Using a simple proxy for a firm’s regional dispersion of operations, the authors find that stocks of local companies outperform those of geographically dispersed companies by a nontrivial margin. The authors suggest that the individual investors who invest in local firms seek greater returns to compensate for the lack of geographic diversification in their portfolios.
What’s Inside?
Regardless of size, book-to-market ratio, momentum, and to a lesser extent, illiquidity and volatility, local firms outperform geographically dispersed firms in the United States. The authors find that this variation in average returns is particularly pronounced for smaller firms, less-liquid firms, and firms with high idiosyncratic volatility. Furthermore, local firms headquartered in areas where the competition for investor attention is fierce outperform firms headquartered in areas where fewer firms compete for attention.
How Is This Research Useful to Practitioners?
In the United States, local firms, which the authors define as operating in two or fewer states, have average monthly returns that are 70 bps higher (after the authors control for risks related to size, book-to-market ratio, momentum, and liquidity) than those of firms that operate in more than 20 states. This difference appears to be priced into firms within a year because the returns of firms that become local (dispersed) within the year are similar to the returns of firms that already were local (dispersed). The effect, however, has notably diminished over time, and although returns to dispersion-based strategies were significantly positive from 1994 to 2004, the anomaly vanishes altogether after 2004. The authors conjecture that when the type of textual analysis used in this study became popular in 2004, arbitrageurs and other informed investors acted quickly to eliminate the mispricing.
The authors extend prior research on the investor recognition hypothesis, which argues that stocks with lower investor recognition offer higher expected returns to compensate investors for insufficient diversification. Other researchers have shown that firms with scant media coverage have higher returns than more visible, but otherwise comparable, firms—a result relating equilibrium risk premiums to the presence of informationally constrained investors. Past researchers have also shown that U.S. money managers are more likely to invest in firms headquartered in their own city than in firms headquartered elsewhere. The authors’ research supports these prior findings.
This research is particularly useful for investors who are focused on uncovering value from firms that do not attract broad attention because of their limited geographic scope. The authors conclude that investors tend to prefer firms with local operations rather than dispersed operations, despite the lack of meaningful excess returns from 2004 to 2008.

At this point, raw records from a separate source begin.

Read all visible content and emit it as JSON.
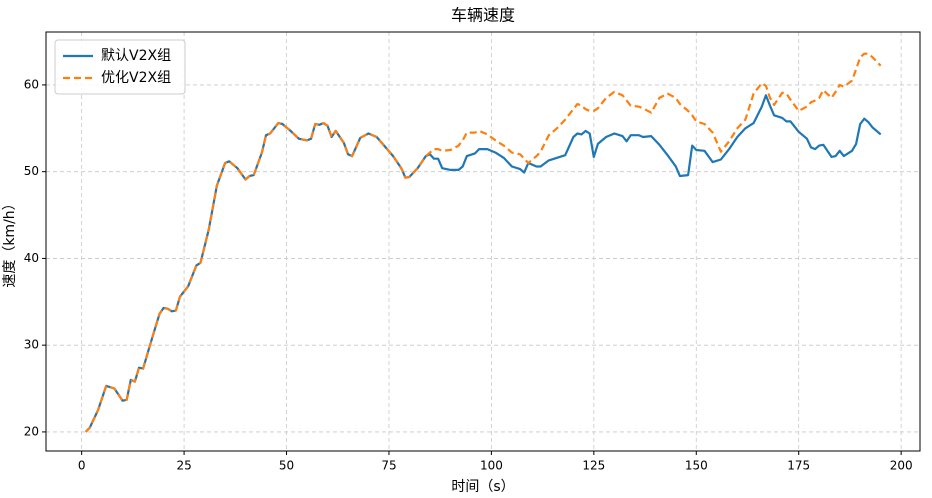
{
  "chart_data": {
    "type": "line",
    "title": "车辆速度",
    "x_label": "时间（s）",
    "y_label": "速度（km/h）",
    "x": [
      1,
      2,
      4,
      6,
      8,
      10,
      11,
      12,
      13,
      14,
      15,
      17,
      19,
      20,
      21,
      22,
      23,
      24,
      26,
      28,
      29,
      31,
      33,
      35,
      36,
      38,
      40,
      41,
      42,
      44,
      45,
      46,
      48,
      49,
      51,
      53,
      55,
      56,
      57,
      58,
      59,
      60,
      61,
      62,
      64,
      65,
      66,
      68,
      70,
      72,
      74,
      76,
      78,
      79,
      80,
      82,
      84,
      85,
      86,
      87,
      88,
      90,
      92,
      93,
      94,
      96,
      97,
      99,
      101,
      103,
      105,
      107,
      108,
      109,
      111,
      112,
      114,
      116,
      118,
      120,
      121,
      122,
      123,
      124,
      125,
      126,
      128,
      130,
      132,
      133,
      134,
      136,
      137,
      139,
      141,
      143,
      145,
      146,
      148,
      149,
      150,
      152,
      154,
      156,
      158,
      160,
      162,
      164,
      166,
      167,
      168,
      169,
      171,
      172,
      173,
      175,
      177,
      178,
      179,
      180,
      181,
      183,
      184,
      185,
      186,
      188,
      189,
      190,
      191,
      192,
      193,
      195
    ],
    "series": [
      {
        "name": "默认V2X组",
        "color": "#1f77b4",
        "dash": false,
        "values": [
          20,
          20.5,
          22.5,
          25.3,
          25,
          23.6,
          23.7,
          26,
          25.8,
          27.4,
          27.3,
          30.5,
          33.6,
          34.3,
          34.2,
          33.9,
          34,
          35.6,
          36.8,
          39.2,
          39.5,
          43.3,
          48.4,
          51,
          51.2,
          50.4,
          49.1,
          49.5,
          49.6,
          52.2,
          54.2,
          54.4,
          55.6,
          55.5,
          54.7,
          53.8,
          53.6,
          53.8,
          55.5,
          55.4,
          55.6,
          55.3,
          54,
          54.7,
          53.3,
          52,
          51.8,
          53.9,
          54.4,
          54,
          52.9,
          51.8,
          50.4,
          49.3,
          49.4,
          50.4,
          51.8,
          52,
          51.5,
          51.5,
          50.4,
          50.2,
          50.2,
          50.6,
          51.8,
          52.1,
          52.6,
          52.6,
          52.2,
          51.6,
          50.6,
          50.3,
          49.9,
          51,
          50.6,
          50.6,
          51.3,
          51.6,
          51.9,
          54,
          54.4,
          54.3,
          54.7,
          54.4,
          51.7,
          53.2,
          54,
          54.4,
          54.1,
          53.5,
          54.2,
          54.2,
          54,
          54.1,
          53.1,
          51.9,
          50.6,
          49.5,
          49.6,
          53,
          52.5,
          52.4,
          51.1,
          51.4,
          52.6,
          54,
          55,
          55.6,
          57.5,
          58.8,
          57.6,
          56.5,
          56.2,
          55.8,
          55.8,
          54.6,
          53.8,
          52.8,
          52.6,
          53,
          53.1,
          51.7,
          51.8,
          52.4,
          51.8,
          52.4,
          53.2,
          55.5,
          56.1,
          55.7,
          55.1,
          54.3
        ]
      },
      {
        "name": "优化V2X组",
        "color": "#ff7f0e",
        "dash": true,
        "values": [
          20,
          20.5,
          22.5,
          25.3,
          25,
          23.6,
          23.7,
          26,
          25.8,
          27.4,
          27.3,
          30.5,
          33.6,
          34.3,
          34.2,
          33.9,
          34,
          35.6,
          36.8,
          39.2,
          39.5,
          43.3,
          48.4,
          51,
          51.2,
          50.4,
          49.1,
          49.5,
          49.6,
          52.2,
          54.2,
          54.4,
          55.6,
          55.5,
          54.7,
          53.8,
          53.6,
          53.8,
          55.5,
          55.4,
          55.6,
          55.3,
          54,
          54.7,
          53.3,
          52,
          51.8,
          53.9,
          54.4,
          54,
          52.9,
          51.8,
          50.4,
          49.3,
          49.4,
          50.4,
          51.8,
          52.2,
          52.6,
          52.6,
          52.4,
          52.5,
          53,
          53.6,
          54.5,
          54.5,
          54.7,
          54.3,
          53.6,
          53,
          52.2,
          52,
          51.5,
          51,
          51.8,
          52.3,
          54.2,
          55,
          56,
          57.2,
          57.8,
          57.6,
          57.2,
          57,
          57,
          57.3,
          58.5,
          59.2,
          58.8,
          58.2,
          57.6,
          57.5,
          57.3,
          56.8,
          58.5,
          59,
          58.5,
          57.8,
          57,
          56.5,
          55.8,
          55.5,
          54.5,
          52.3,
          53.5,
          55,
          56,
          59,
          60.2,
          59.9,
          58.5,
          57.7,
          59.1,
          59,
          58.3,
          57,
          57.5,
          58,
          58.2,
          58.5,
          59.4,
          58.5,
          59.2,
          60,
          59.8,
          60.5,
          61.8,
          63.2,
          63.6,
          63.6,
          63.2,
          62.2
        ]
      }
    ],
    "xlim": [
      -8.7,
      204.6
    ],
    "ylim": [
      17.8,
      66.1
    ],
    "xticks": [
      0,
      25,
      50,
      75,
      100,
      125,
      150,
      175,
      200
    ],
    "yticks": [
      20,
      30,
      40,
      50,
      60
    ],
    "grid": true,
    "legend": "upper left"
  }
}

How Did the Authors Conduct This Research?
The authors gather data from the U.S. SEC’s EDGAR database, CRSP, and Compustat for 1994–2008. The sample consists of publicly traded U.S. firms that include the names of U.S. states in certain sections of their annual reports. The authors classify firms as local if the firms mention only one or two states, a result that places them in the lowest quintile when all firms are ranked according to the number of states mentioned. Firms that mention 20 or more states fall in the highest quintile and are classified as geographically dispersed.
To study the relationship between stock returns and the degree of geographic dispersion, the authors sort the portfolios and perform Fama–MacBeth cross-sectional regressions. The sorted portfolios are evaluated using equal-weighted returns and value-weighted returns; the cross-sectional regressions are evaluated for cross sections grouped by size (micro, small, and large capitalization).

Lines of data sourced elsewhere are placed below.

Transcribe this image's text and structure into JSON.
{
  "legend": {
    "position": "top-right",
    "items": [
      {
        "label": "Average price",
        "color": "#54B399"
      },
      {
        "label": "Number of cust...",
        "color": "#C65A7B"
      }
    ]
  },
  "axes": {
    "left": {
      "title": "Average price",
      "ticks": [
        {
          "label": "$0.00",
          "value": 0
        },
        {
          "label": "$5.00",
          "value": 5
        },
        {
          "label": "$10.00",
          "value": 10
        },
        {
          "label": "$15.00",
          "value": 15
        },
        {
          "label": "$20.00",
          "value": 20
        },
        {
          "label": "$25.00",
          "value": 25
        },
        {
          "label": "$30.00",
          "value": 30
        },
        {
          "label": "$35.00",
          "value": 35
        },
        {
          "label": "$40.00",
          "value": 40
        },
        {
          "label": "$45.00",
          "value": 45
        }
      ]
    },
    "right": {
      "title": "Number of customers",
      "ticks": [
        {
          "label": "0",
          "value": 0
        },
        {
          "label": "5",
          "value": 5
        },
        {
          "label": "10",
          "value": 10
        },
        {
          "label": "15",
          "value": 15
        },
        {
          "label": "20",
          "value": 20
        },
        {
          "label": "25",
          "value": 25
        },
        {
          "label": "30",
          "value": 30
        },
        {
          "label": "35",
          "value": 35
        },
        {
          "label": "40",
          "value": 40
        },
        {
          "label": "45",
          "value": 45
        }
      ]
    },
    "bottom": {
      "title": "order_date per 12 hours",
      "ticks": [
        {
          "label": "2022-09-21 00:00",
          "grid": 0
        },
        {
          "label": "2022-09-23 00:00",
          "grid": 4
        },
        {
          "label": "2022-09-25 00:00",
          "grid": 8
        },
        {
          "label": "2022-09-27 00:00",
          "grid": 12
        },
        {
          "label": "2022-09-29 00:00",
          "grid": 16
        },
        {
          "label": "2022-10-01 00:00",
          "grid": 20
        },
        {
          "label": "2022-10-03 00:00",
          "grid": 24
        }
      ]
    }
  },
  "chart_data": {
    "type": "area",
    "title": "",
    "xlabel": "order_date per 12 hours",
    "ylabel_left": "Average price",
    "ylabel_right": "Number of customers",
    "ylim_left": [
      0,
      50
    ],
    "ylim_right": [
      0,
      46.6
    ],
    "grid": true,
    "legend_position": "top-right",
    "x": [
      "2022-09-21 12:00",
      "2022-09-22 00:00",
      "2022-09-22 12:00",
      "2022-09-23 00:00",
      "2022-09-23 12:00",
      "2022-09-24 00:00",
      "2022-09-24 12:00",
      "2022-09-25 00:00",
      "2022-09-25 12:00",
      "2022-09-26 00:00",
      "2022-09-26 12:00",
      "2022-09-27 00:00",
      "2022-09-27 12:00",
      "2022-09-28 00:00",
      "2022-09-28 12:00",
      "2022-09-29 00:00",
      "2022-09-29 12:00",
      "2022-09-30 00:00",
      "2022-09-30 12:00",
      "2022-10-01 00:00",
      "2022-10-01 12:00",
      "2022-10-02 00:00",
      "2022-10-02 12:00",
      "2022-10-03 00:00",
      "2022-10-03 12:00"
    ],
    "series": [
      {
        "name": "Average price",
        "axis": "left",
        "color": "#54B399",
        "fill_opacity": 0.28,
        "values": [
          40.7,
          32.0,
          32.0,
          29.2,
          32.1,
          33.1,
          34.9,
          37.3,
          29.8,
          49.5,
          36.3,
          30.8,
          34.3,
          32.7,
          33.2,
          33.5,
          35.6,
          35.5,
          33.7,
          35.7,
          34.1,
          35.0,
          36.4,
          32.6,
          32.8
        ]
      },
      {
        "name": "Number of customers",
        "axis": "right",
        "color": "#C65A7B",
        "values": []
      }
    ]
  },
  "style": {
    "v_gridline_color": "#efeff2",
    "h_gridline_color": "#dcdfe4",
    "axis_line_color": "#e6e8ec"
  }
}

The authors study the relationship between geographic dispersion and the investor recognition hypothesis using several methods, including the ratio of the number of listed firms in a state to its population and the difference between mutual fund capital and market capitalization of firms within a small radius (to measure the balance between available capital and investable opportunities).

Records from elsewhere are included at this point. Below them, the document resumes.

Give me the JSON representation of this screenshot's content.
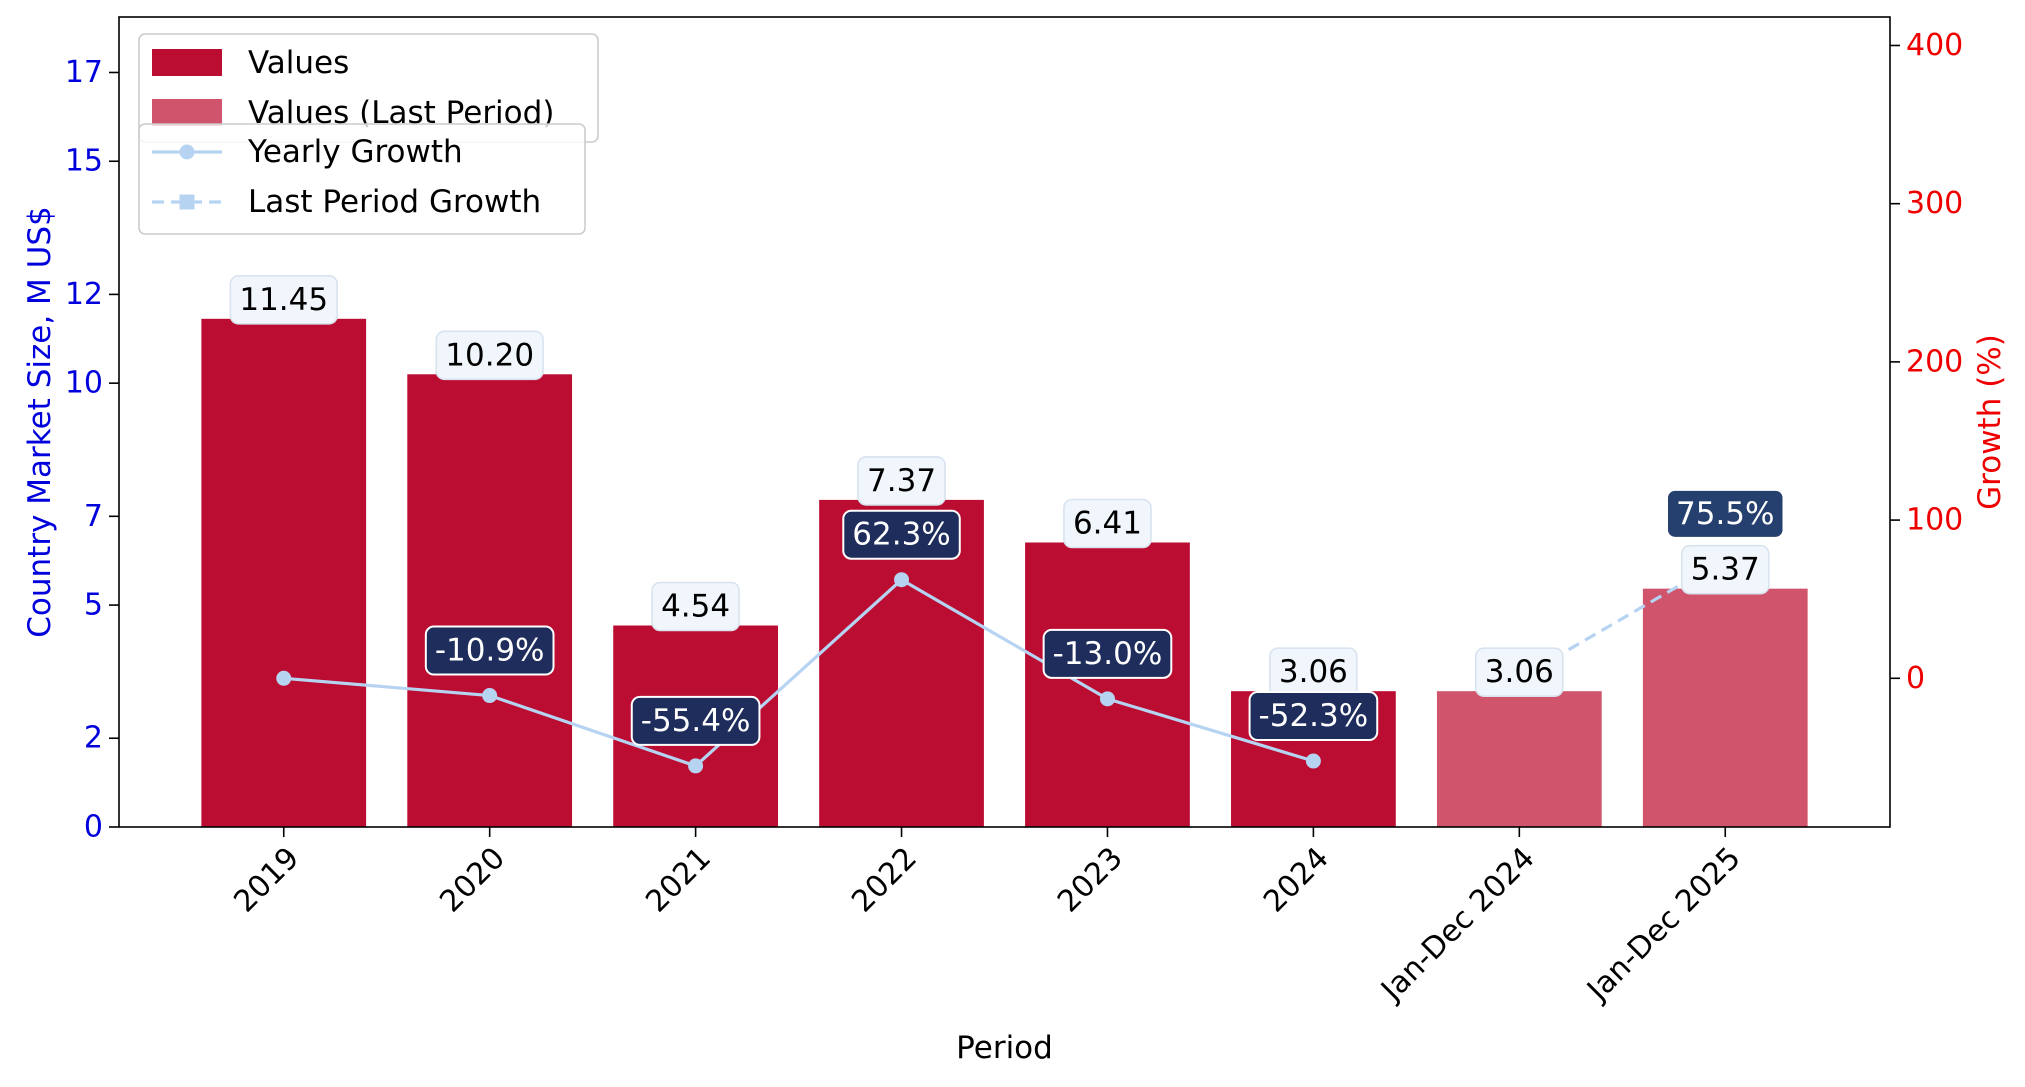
{
  "chart_data": {
    "type": "bar",
    "xlabel": "Period",
    "ylabel_left": "Country Market Size, M US$",
    "ylabel_right": "Growth (%)",
    "categories": [
      "2019",
      "2020",
      "2021",
      "2022",
      "2023",
      "2024",
      "Jan-Dec 2024",
      "Jan-Dec 2025"
    ],
    "y_left": {
      "ticks": [
        0,
        2,
        5,
        7,
        10,
        12,
        15,
        17
      ],
      "ylim": [
        0,
        18.25
      ]
    },
    "y_right": {
      "ticks": [
        0,
        100,
        200,
        300,
        400
      ],
      "ylim": [
        -94,
        418
      ]
    },
    "series": [
      {
        "name": "Values",
        "kind": "bar",
        "axis": "left",
        "color": "#bb0c31",
        "values": [
          11.45,
          10.2,
          4.54,
          7.37,
          6.41,
          3.06,
          null,
          null
        ]
      },
      {
        "name": "Values (Last Period)",
        "kind": "bar",
        "axis": "left",
        "color": "#d0546c",
        "values": [
          null,
          null,
          null,
          null,
          null,
          null,
          3.06,
          5.37
        ]
      },
      {
        "name": "Yearly Growth",
        "kind": "line",
        "axis": "right",
        "color": "#b7d3f2",
        "marker": "circle",
        "values": [
          0,
          -10.9,
          -55.4,
          62.3,
          -13.0,
          -52.3,
          null,
          null
        ]
      },
      {
        "name": "Last Period Growth",
        "kind": "line",
        "axis": "right",
        "color": "#b7d3f2",
        "marker": "square",
        "dashed": true,
        "values": [
          null,
          null,
          null,
          null,
          null,
          null,
          0,
          75.5
        ]
      }
    ],
    "bar_labels": [
      "11.45",
      "10.20",
      "4.54",
      "7.37",
      "6.41",
      "3.06",
      "3.06",
      "5.37"
    ],
    "growth_labels": [
      "",
      "-10.9%",
      "-55.4%",
      "62.3%",
      "-13.0%",
      "-52.3%",
      "",
      "75.5%"
    ],
    "legend_placement": "top-left",
    "grid": false,
    "colors": {
      "left_axis": "#0000dd",
      "right_axis": "#ee0000",
      "yearly_label_bg": "#1e2d5c",
      "last_label_bg": "#253f6e",
      "value_label_bg": "#f0f6fb"
    }
  }
}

The authors’ findings support the conclusion that geographic dispersion, measured by the number of states mentioned in an annual report, is related to average monthly returns.
Abstractor’s Viewpoint
The authors identify an investment relationship that has shown a pattern of positive excess returns in the past and may be useful in supplementing existing investment analyses. I have one area of concern: The research relies on the content of SEC 10-K filings, and the accuracy or completeness with which firms list the states in which they operate is not discussed. To the extent that firms include only a partial listing of their most important locations, the results would be affected by increasing the state count to its accurate level, which could lower the significance of the results. Another likely question for further study is whether investor preferences for local firms vary by locale. For example, do investors in certain parts of the country—say, Texas—show stronger local bias than investors in other parts of the country?